Un proyecto busca medir qué tan transparentes son los organismos públicos de Mendoza
Una nueva propuesta llegó a la Legislatura mendocina con una idea concreta: medir con números qué tan bien cumplen los organismos públicos con sus obligaciones de transparencia.
La diputada provincial Griselda Petri, junto a Ismael Jadur, Jorge Zingaretti, Carlos Ponce, Gustavo Cairo, Alberto López y Raúl Villach, presentó un proyecto para incorporar un sistema de evaluación permanente a la normativa provincial de acceso a la información.
La iniciativa propone crear el Índice Provincial de Transparencia Pública (IPTP), una herramienta que permitiría conocer el desempeño de cada organismo y seguir su evolución con el paso del tiempo.
El proyecto busca que la transparencia deje de evaluarse solamente a partir de la existencia de normas y pase a contar con resultados concretos y comparables.
El futuro índice utilizaría indicadores vinculados con las obligaciones que ya establece la Ley 9.070. La evaluación debería realizarse sobre información verificable y con una metodología común para todos los organismos incluidos.
Entre los aspectos que podrían ser considerados aparecen la información que las instituciones publican, la respuesta a pedidos de acceso a datos públicos, la administración de las políticas de transparencia y la calidad de la información disponible.
Los resultados serían difundidos en el Portal de Transparencia de Mendoza, con datos generales y específicos de cada organismo, además de la comparación con mediciones anteriores y posibles recomendaciones.
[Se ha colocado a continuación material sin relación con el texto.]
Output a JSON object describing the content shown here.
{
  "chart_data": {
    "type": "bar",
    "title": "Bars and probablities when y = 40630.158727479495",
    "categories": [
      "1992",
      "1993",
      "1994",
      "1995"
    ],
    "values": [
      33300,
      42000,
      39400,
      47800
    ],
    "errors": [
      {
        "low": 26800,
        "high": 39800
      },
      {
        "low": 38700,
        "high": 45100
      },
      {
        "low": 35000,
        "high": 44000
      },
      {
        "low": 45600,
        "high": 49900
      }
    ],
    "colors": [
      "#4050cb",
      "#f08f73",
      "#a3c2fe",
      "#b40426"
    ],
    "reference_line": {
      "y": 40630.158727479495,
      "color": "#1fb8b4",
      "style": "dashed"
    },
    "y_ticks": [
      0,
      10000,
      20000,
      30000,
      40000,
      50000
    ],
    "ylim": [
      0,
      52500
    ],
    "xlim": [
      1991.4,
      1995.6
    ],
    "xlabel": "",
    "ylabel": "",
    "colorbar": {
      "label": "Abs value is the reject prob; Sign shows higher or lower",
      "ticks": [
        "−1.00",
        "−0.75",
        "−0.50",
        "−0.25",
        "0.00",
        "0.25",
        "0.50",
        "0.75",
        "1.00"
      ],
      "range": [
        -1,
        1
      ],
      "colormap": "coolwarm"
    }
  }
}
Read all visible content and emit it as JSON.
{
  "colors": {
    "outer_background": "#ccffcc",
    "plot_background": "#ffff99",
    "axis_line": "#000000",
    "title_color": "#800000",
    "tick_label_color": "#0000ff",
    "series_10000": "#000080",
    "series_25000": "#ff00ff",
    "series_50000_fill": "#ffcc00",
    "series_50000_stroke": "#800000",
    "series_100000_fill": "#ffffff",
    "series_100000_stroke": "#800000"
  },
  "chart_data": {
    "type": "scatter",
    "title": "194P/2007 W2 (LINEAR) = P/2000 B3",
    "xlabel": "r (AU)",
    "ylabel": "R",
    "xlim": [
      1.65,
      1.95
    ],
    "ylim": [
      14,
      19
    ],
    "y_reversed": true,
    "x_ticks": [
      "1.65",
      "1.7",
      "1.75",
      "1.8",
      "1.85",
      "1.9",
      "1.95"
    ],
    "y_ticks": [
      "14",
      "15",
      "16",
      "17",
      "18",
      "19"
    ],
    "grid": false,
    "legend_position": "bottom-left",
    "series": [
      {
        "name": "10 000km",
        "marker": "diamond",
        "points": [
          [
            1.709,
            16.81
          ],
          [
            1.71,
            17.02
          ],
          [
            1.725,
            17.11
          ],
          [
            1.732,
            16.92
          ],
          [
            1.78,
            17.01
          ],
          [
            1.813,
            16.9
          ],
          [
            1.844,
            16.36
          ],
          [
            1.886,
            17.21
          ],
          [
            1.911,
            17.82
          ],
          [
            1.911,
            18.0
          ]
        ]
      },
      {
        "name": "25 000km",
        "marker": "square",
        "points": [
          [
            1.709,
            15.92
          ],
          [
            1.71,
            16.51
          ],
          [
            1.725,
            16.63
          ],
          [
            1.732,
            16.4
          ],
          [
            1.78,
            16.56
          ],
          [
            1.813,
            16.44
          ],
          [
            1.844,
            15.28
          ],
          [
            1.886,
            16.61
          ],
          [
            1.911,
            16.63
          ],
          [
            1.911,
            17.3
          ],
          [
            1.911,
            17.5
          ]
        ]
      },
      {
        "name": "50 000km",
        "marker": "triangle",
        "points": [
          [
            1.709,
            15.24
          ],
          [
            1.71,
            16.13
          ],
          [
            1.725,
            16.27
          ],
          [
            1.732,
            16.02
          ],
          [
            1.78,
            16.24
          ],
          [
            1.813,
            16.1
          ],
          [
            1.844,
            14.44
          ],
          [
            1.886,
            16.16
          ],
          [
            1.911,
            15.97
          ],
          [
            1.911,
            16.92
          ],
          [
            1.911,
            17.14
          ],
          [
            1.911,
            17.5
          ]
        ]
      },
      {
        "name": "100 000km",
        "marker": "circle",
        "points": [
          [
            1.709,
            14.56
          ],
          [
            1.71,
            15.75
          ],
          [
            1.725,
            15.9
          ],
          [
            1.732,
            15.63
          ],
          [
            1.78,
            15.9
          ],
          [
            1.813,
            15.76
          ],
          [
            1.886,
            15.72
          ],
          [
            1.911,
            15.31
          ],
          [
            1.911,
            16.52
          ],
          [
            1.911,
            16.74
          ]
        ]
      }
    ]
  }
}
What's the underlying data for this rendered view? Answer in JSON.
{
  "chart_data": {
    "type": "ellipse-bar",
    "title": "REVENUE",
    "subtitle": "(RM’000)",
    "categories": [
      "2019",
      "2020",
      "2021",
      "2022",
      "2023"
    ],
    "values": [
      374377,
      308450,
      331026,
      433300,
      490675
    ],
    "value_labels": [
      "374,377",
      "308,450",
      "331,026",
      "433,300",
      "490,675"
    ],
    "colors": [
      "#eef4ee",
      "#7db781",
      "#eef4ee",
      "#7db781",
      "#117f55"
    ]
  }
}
Uno de los puntos destacados de la propuesta es que el IPTP no agregaría nuevas obligaciones ni establecería castigos para los organismos. Tampoco implicaría crear una nueva dependencia estatal.
La medición alcanzaría a los municipios que hayan adherido a la Ley 9.070. Para organismos con autonomía funcional, como la Justicia, la Legislatura, Fiscalía de Estado o el Tribunal de Cuentas, se prevén mecanismos específicos de colaboración.
Si el proyecto se transforma en ley, durante los primeros dos años se realizaría una evaluación por año. Desde el tercer período, el control pasaría a ser semestral.
La autoridad encargada de aplicar la norma dispondría de 120 días para definir los indicadores y el sistema de evaluación. La primera medición debería concretarse dentro de los seis meses posteriores.
Petri defendió la iniciativa con una premisa: para fortalecer la confianza ciudadana no alcanza con establecer reglas de transparencia, sino que también es necesario comprobar periódicamente si se cumplen.
El proyecto toma como referencia experiencias implementadas a nivel nacional y busca establecer en Mendoza un mecanismo oficial y permanente para conocer el grado de cumplimiento de las políticas de acceso a la información pública.